Mix in any spices you want at a ratio of about 1-2 teaspoons of dried spice to 1 cup mixture. You can really go with what you like here – or nothing at all.
I went with just a couple of pinches of sea salt for most of the crackers, and, added a little bit of cinnamon and coconut sugar to the small balance I had after I filled up the first jelly roll tray.
Spread into a jelly roll tray or Teflex sheet in an even layer with a spatula. When making crackers, I use the height of the jelly roll tray to dictate how thick to make the crackers.
The 2:2 ratio gave me one totally full tray, and one partially full tray. This will vary based on your dehydrator.
If you like very regularly-shaped crackers, you can pre-score them so they will break easily when dry. I don’t care so much about regularity, so I didn’t do this step and just broke them up by hand.
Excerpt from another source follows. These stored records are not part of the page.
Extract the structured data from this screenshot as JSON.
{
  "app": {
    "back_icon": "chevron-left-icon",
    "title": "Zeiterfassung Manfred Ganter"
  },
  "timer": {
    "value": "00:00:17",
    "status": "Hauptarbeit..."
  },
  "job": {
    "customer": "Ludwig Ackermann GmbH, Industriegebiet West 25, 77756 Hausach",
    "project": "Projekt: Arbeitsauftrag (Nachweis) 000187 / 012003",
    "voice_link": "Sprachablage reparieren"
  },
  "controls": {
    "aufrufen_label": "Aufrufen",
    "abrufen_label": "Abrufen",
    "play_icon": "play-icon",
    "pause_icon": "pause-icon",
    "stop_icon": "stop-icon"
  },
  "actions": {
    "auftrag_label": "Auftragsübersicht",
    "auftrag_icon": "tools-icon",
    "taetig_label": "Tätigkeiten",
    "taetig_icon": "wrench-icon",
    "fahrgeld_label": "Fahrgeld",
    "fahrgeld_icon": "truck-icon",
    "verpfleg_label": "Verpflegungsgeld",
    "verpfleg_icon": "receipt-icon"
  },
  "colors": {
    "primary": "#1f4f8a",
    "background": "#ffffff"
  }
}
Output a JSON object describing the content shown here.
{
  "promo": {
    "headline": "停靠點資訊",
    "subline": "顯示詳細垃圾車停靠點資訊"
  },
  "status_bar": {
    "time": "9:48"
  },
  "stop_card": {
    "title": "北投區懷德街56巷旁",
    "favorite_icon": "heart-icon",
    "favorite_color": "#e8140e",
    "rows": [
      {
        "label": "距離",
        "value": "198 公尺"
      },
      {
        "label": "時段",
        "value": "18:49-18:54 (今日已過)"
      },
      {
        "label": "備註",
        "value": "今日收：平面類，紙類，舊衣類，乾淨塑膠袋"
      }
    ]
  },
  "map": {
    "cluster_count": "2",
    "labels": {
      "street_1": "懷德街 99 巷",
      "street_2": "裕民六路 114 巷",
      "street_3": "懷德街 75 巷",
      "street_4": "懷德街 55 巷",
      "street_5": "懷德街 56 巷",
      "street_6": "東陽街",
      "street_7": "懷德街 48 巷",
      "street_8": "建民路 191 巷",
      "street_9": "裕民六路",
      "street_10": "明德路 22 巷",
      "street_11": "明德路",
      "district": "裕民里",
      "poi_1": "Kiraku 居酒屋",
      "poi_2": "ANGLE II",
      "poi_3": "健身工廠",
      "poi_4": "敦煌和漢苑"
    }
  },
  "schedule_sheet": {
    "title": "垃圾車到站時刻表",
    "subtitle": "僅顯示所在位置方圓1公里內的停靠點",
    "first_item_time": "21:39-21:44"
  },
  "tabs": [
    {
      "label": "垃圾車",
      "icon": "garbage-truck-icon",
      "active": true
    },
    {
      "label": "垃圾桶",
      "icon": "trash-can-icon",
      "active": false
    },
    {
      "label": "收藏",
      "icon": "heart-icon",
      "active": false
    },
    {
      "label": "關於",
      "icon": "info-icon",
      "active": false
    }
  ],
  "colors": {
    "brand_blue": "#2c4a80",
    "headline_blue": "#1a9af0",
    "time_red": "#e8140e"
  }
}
Dehydrate for 12-15 hours, until desired crispness is reached, and break apart into crackers. I like to put things in to dry before bed, so they are done in the morning.
You may have to flip them over and dry the opposite side if they still seem wet on the backside when you’re done with the top side. Just flip them over, and dry another 2-3 hours on the backside.
My batch started drying at 7 p.m., and, when I got up at 7 a.m., they needed 2 more hours on the backside.
Break into pieces and store in an airtight container.
If you look closely in the above photo, you’ll see a very small portion of my sweet Pipa dog hovering around in the top left. Oops, here she is again!
Have a great week, and thanks for reading!